Be upfront with your spouse and be clear on your intentions, and make it clear that it isn’t a judgement on them, but simply a rational conversation about the future. Obviously the sooner that you can talk about it, the better. Nothing kills the pre-wedding vibe like being held to ransom by a last minute prenup.

 

What to include in a Prenup – Without going overboard

 

Traditionally a prenup is implemented with the purpose of protecting assets and financial

liabilities, wealth and debt. However in the modern-day prenup there are different lifestyle factors that can be included. These can range from fairly common clauses (such as who gets custody of pets, goods etc.) to the more extreme (e.g. lump payouts for not adhering to predetermined relationship standards such as cheating etc.)

 

Also gaining popularity among couples is a social media clause which protect one another from being defamed publicly via social media or having their embarrassing photos posted online. This sounds extreme but it in the sometimes dark world of divorce, can certainly happen.
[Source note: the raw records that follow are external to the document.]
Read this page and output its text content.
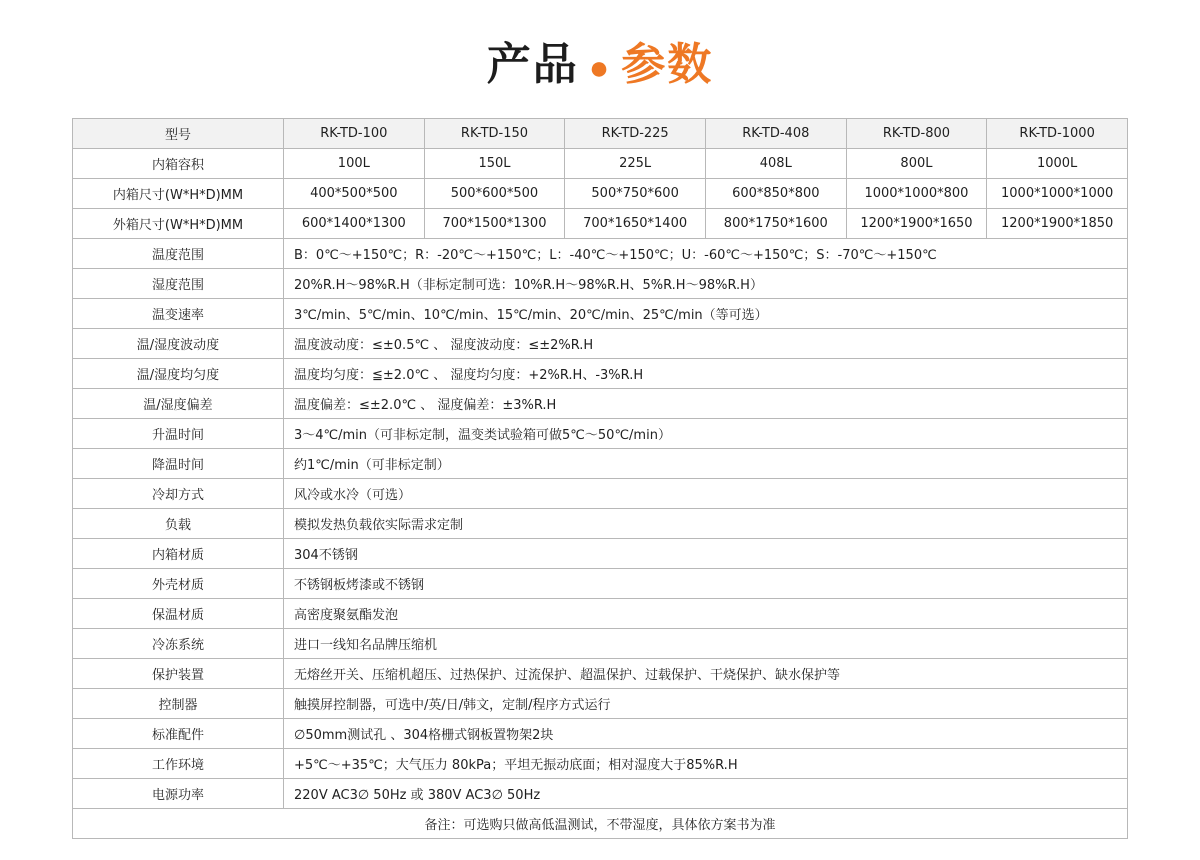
产品 ● 参数
型号	RK-TD-100	RK-TD-150	RK-TD-225	RK-TD-408	RK-TD-800	RK-TD-1000
内箱容积	100L	150L	225L	408L	800L	1000L
内箱尺寸(W*H*D)MM	400*500*500	500*600*500	500*750*600	600*850*800	1000*1000*800	1000*1000*1000
外箱尺寸(W*H*D)MM	600*1400*1300	700*1500*1300	700*1650*1400	800*1750*1600	1200*1900*1650	1200*1900*1850
温度范围	B：0℃～+150℃；R：-20℃～+150℃；L：-40℃～+150℃；U：-60℃～+150℃；S：-70℃～+150℃					
湿度范围	20%R.H～98%R.H（非标定制可选：10%R.H～98%R.H、5%R.H～98%R.H）					
温变速率	3℃/min、5℃/min、10℃/min、15℃/min、20℃/min、25℃/min（等可选）					
温/湿度波动度	温度波动度：≤±0.5℃ 、 湿度波动度：≤±2%R.H					
温/湿度均匀度	温度均匀度：≦±2.0℃ 、 湿度均匀度：+2%R.H、-3%R.H					
温/湿度偏差	温度偏差：≤±2.0℃ 、 湿度偏差：±3%R.H					
升温时间	3～4℃/min（可非标定制，温变类试验箱可做5℃～50℃/min）					
降温时间	约1℃/min（可非标定制）					
冷却方式	风冷或水冷（可选）					
负载	模拟发热负载依实际需求定制					
内箱材质	304不锈钢					
外壳材质	不锈钢板烤漆或不锈钢					
保温材质	高密度聚氨酯发泡					
冷冻系统	进口一线知名品牌压缩机					
保护装置	无熔丝开关、压缩机超压、过热保护、过流保护、超温保护、过载保护、干烧保护、缺水保护等					
控制器	触摸屏控制器，可选中/英/日/韩文，定制/程序方式运行					
标准配件	∅50mm测试孔 、304格栅式钢板置物架2块					
工作环境	+5℃～+35℃；大气压力 80kPa；平坦无振动底面；相对湿度大于85%R.H					
电源功率	220V AC3∅ 50Hz 或 380V AC3∅ 50Hz					
备注：可选购只做高低温测试，不带湿度，具体依方案书为准						
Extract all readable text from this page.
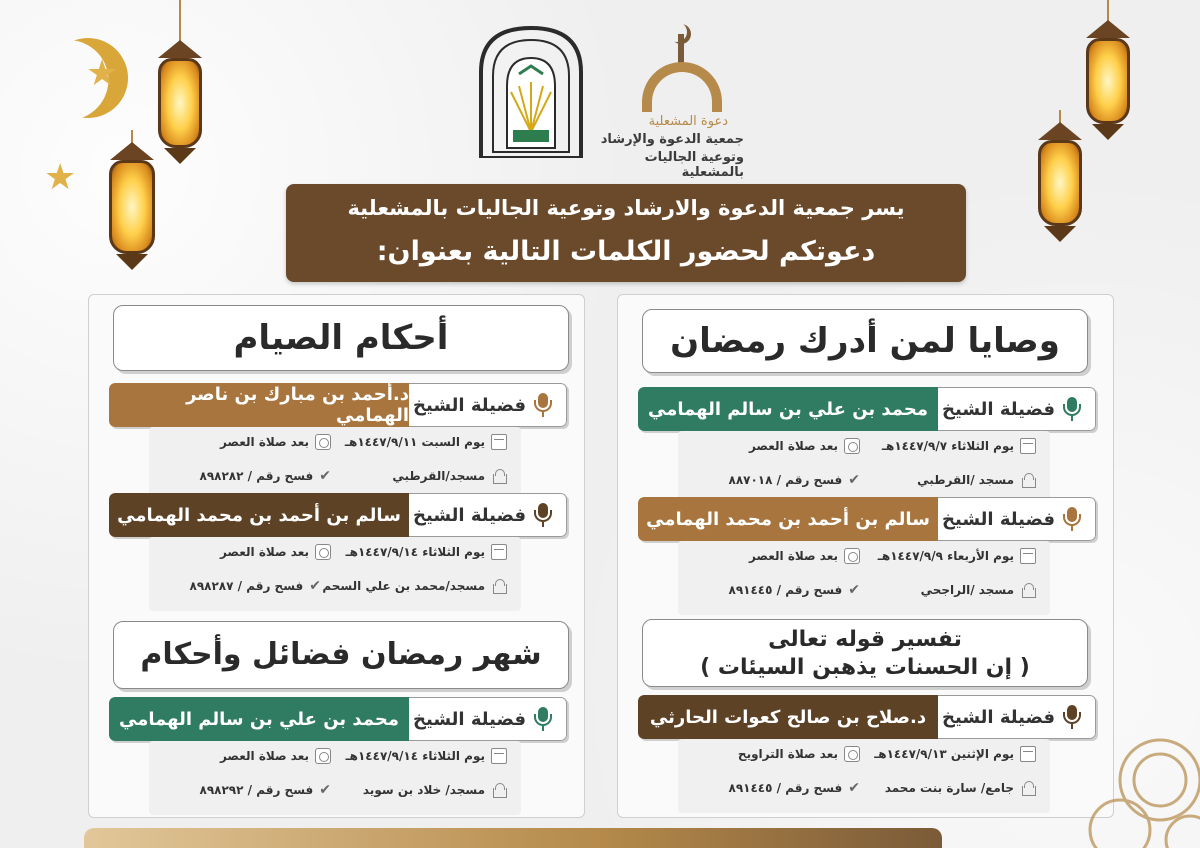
★
★
دعوة المشعلية
جمعية الدعوة والإرشاد
وتوعية الجاليات بالمشعلية
يسر جمعية الدعوة والارشاد وتوعية الجاليات بالمشعلية
دعوتكم لحضور الكلمات التالية بعنوان:
وصايا لمن أدرك رمضان
فضيلة الشيخ
محمد بن علي بن سالم الهمامي
يوم الثلاثاء ١٤٤٧/٩/٧هـ
بعد صلاة العصر
مسجد /القرطبي
✔
فسح رقم / ٨٨٧٠١٨
فضيلة الشيخ
سالم بن أحمد بن محمد الهمامي
يوم الأربعاء ١٤٤٧/٩/٩هـ
بعد صلاة العصر
مسجد /الراجحي
✔
فسح رقم / ٨٩١٤٤٥
تفسير قوله تعالى
( إن الحسنات يذهبن السيئات )
فضيلة الشيخ
د.صلاح بن صالح كعوات الحارثي
يوم الإثنين ١٤٤٧/٩/١٣هـ
بعد صلاة التراويح
جامع/ سارة بنت محمد
✔
فسح رقم / ٨٩١٤٤٥
أحكام الصيام
فضيلة الشيخ
د.أحمد بن مبارك بن ناصر الهمامي
يوم السبت ١٤٤٧/٩/١١هـ
بعد صلاة العصر
مسجد/القرطبي
✔
فسح رقم / ٨٩٨٢٨٢
فضيلة الشيخ
سالم بن أحمد بن محمد الهمامي
يوم الثلاثاء ١٤٤٧/٩/١٤هـ
بعد صلاة العصر
مسجد/محمد بن علي السحم
✔
فسح رقم / ٨٩٨٢٨٧
شهر رمضان فضائل وأحكام
فضيلة الشيخ
محمد بن علي بن سالم الهمامي
يوم الثلاثاء ١٤٤٧/٩/١٤هـ
بعد صلاة العصر
مسجد/ خلاد بن سويد
✔
فسح رقم / ٨٩٨٢٩٢
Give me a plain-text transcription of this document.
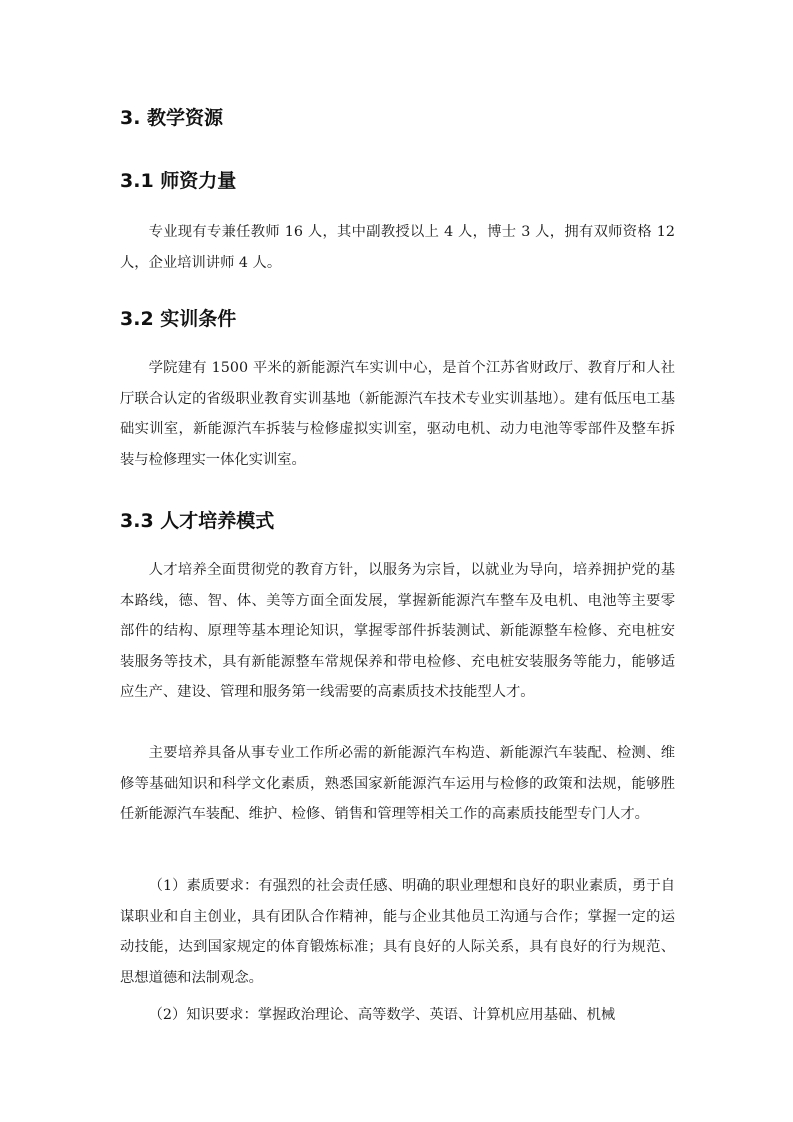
3. 教学资源
3.1 师资力量

专业现有专兼任教师 16 人，其中副教授以上 4 人，博士 3 人，拥有双师资格 12 人，企业培训讲师 4 人。

3.2 实训条件

学院建有 1500 平米的新能源汽车实训中心，是首个江苏省财政厅、教育厅和人社厅联合认定的省级职业教育实训基地（新能源汽车技术专业实训基地）。建有低压电工基础实训室，新能源汽车拆装与检修虚拟实训室，驱动电机、动力电池等零部件及整车拆装与检修理实一体化实训室。

3.3 人才培养模式

人才培养全面贯彻党的教育方针，以服务为宗旨，以就业为导向，培养拥护党的基本路线，德、智、体、美等方面全面发展，掌握新能源汽车整车及电机、电池等主要零部件的结构、原理等基本理论知识，掌握零部件拆装测试、新能源整车检修、充电桩安装服务等技术，具有新能源整车常规保养和带电检修、充电桩安装服务等能力，能够适应生产、建设、管理和服务第一线需要的高素质技术技能型人才。

主要培养具备从事专业工作所必需的新能源汽车构造、新能源汽车装配、检测、维修等基础知识和科学文化素质，熟悉国家新能源汽车运用与检修的政策和法规，能够胜任新能源汽车装配、维护、检修、销售和管理等相关工作的高素质技能型专门人才。

（1）素质要求：有强烈的社会责任感、明确的职业理想和良好的职业素质，勇于自谋职业和自主创业，具有团队合作精神，能与企业其他员工沟通与合作；掌握一定的运动技能，达到国家规定的体育锻炼标准；具有良好的人际关系，具有良好的行为规范、思想道德和法制观念。

（2）知识要求：掌握政治理论、高等数学、英语、计算机应用基础、机械
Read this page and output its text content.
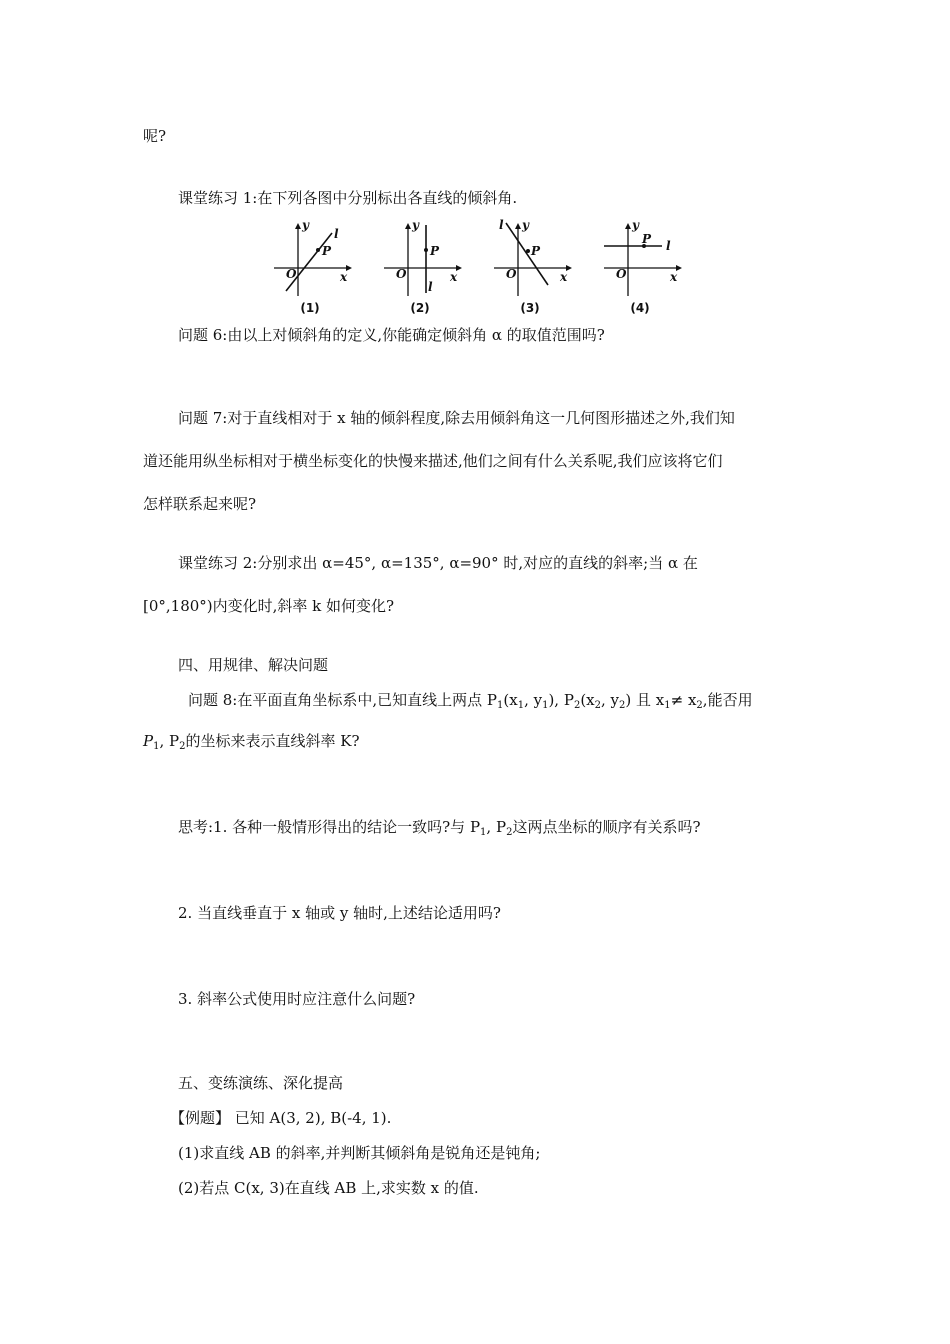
呢?
课堂练习 1:在下列各图中分别标出各直线的倾斜角.
y
x
O
P
l
(1)
y
x
O
P
l
(2)
y
x
O
P
l
(3)
y
x
O
P l
(4)
问题 6:由以上对倾斜角的定义,你能确定倾斜角 α 的取值范围吗?
问题 7:对于直线相对于 x 轴的倾斜程度,除去用倾斜角这一几何图形描述之外,我们知
道还能用纵坐标相对于横坐标变化的快慢来描述,他们之间有什么关系呢,我们应该将它们
怎样联系起来呢?
课堂练习 2:分别求出 α=45°, α=135°, α=90° 时,对应的直线的斜率;当 α 在
[0°,180°)内变化时,斜率 k 如何变化?
四、用规律、解决问题
问题 8:在平面直角坐标系中,已知直线上两点 $P_1(x_1$, $y_1$), $P_2(x_2$, $y_2$) 且 $x_1\ne x_2$,能否用
$P_1$, $P_2$的坐标来表示直线斜率 K?
思考:1. 各种一般情形得出的结论一致吗?与 $P_1$, $P_2$这两点坐标的顺序有关系吗?
2. 当直线垂直于 x 轴或 y 轴时,上述结论适用吗?
3. 斜率公式使用时应注意什么问题?
五、变练演练、深化提高
【例题】 已知 A(3, 2), B(-4, 1).
(1)求直线 AB 的斜率,并判断其倾斜角是锐角还是钝角;
(2)若点 C(x, 3)在直线 AB 上,求实数 x 的值.
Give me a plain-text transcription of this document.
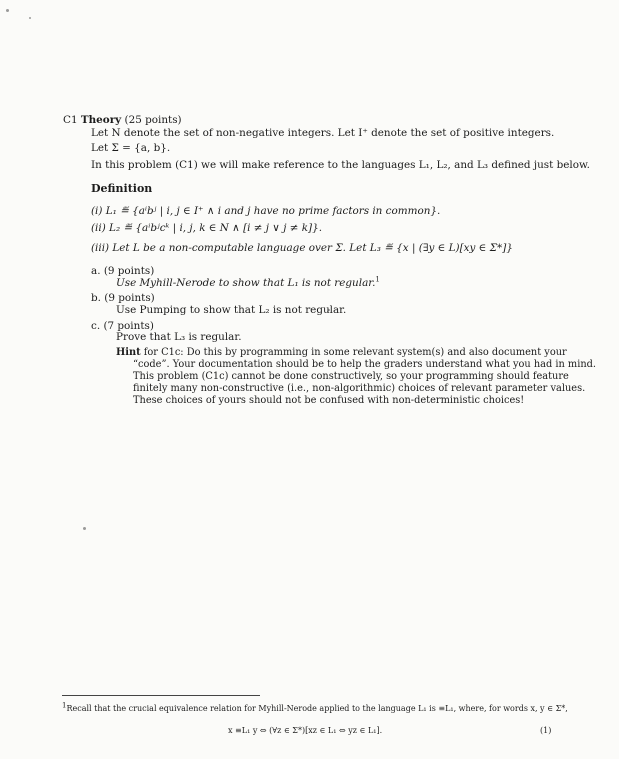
C1 Theory (25 points)
Let N denote the set of non-negative integers. Let I⁺ denote the set of positive integers.
Let Σ = {a, b}.
In this problem (C1) we will make reference to the languages L₁, L₂, and L₃ defined just below.
Definition
(i) L₁ ≝ {aⁱbʲ | i, j ∈ I⁺ ∧ i and j have no prime factors in common}.
(ii) L₂ ≝ {aⁱbʲcᵏ | i, j, k ∈ N ∧ [i ≠ j ∨ j ≠ k]}.
(iii) Let L be a non-computable language over Σ. Let L₃ ≝ {x | (∃y ∈ L)[xy ∈ Σ*]}
a. (9 points)
Use Myhill-Nerode to show that L₁ is not regular.$^1$
b. (9 points)
Use Pumping to show that L₂ is not regular.
c. (7 points)
Prove that L₃ is regular.
Hint for C1c: Do this by programming in some relevant system(s) and also document your
“code”. Your documentation should be to help the graders understand what you had in mind.
This problem (C1c) cannot be done constructively, so your programming should feature
finitely many non-constructive (i.e., non-algorithmic) choices of relevant parameter values.
These choices of yours should not be confused with non-deterministic choices!
$^1$Recall that the crucial equivalence relation for Myhill-Nerode applied to the language L₁ is ≡L₁, where, for words x, y ∈ Σ*,
x ≡L₁ y ⇔ (∀z ∈ Σ*)[xz ∈ L₁ ⇔ yz ∈ L₁].	(1)
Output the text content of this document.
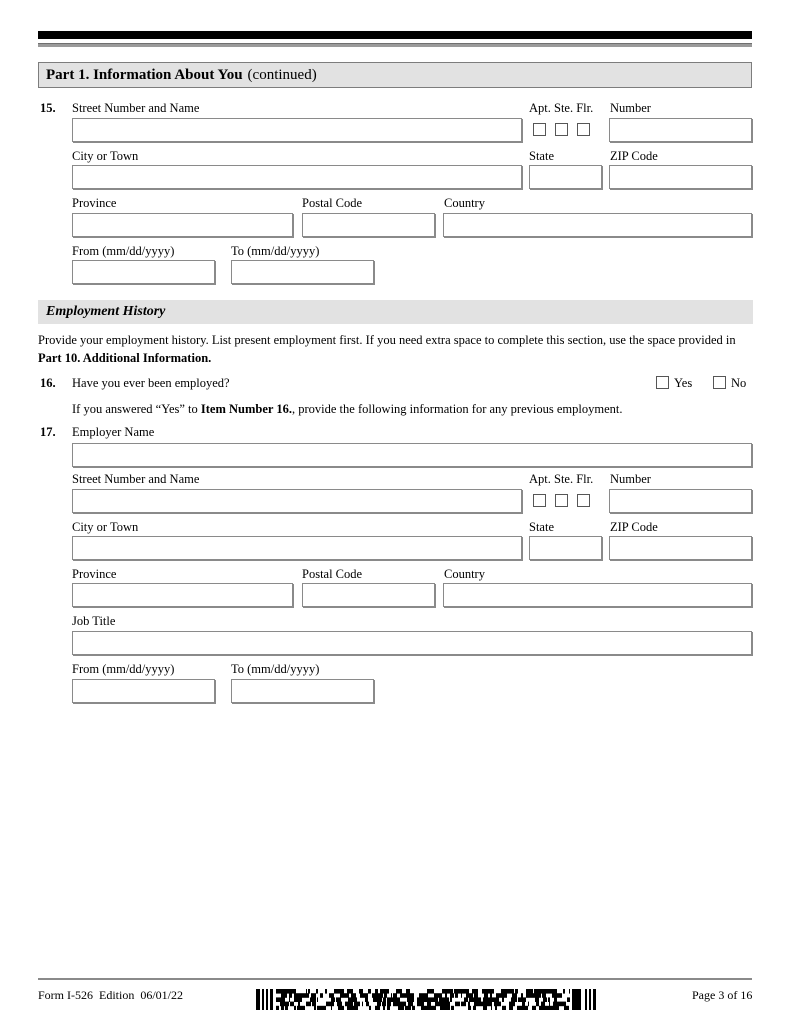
Part 1. Information About You (continued)
15. Street Number and Name	Apt. Ste. Flr. Number
City or Town	State	ZIP Code
Province	Postal Code	Country
From (mm/dd/yyyy)	To (mm/dd/yyyy)
Employment History
Provide your employment history. List present employment first. If you need extra space to complete this section, use the space provided in Part 10. Additional Information.
16. Have you ever been employed?	Yes	No
If you answered “Yes” to Item Number 16., provide the following information for any previous employment.
17. Employer Name
Street Number and Name	Apt. Ste. Flr. Number
City or Town	State	ZIP Code
Province	Postal Code	Country
Job Title
From (mm/dd/yyyy)	To (mm/dd/yyyy)
Form I-526 Edition 06/01/22	Page 3 of 16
Violation of this clause can lead to serious fines, and it has been reported that a breach could cost up to $50,000.

 

When drafting your prenup refrain from incorporating too many trivial lifestyle clauses, as it can lead to a judge throwing out the agreement in a court, if the clauses are not deemed legally enforceable.

 

So no matter what stage of your relationship you are in, take the time to look at your current financial arrangements, and whether they are robust enough to protect both your spouse and yourself should things take a turn for the worse.  Make the decision to sit down with a professional and decide what provisions to put in place, and continually assess whether they are still relevant to your current circumstances. Especially if it has been a few years since they were first conceived.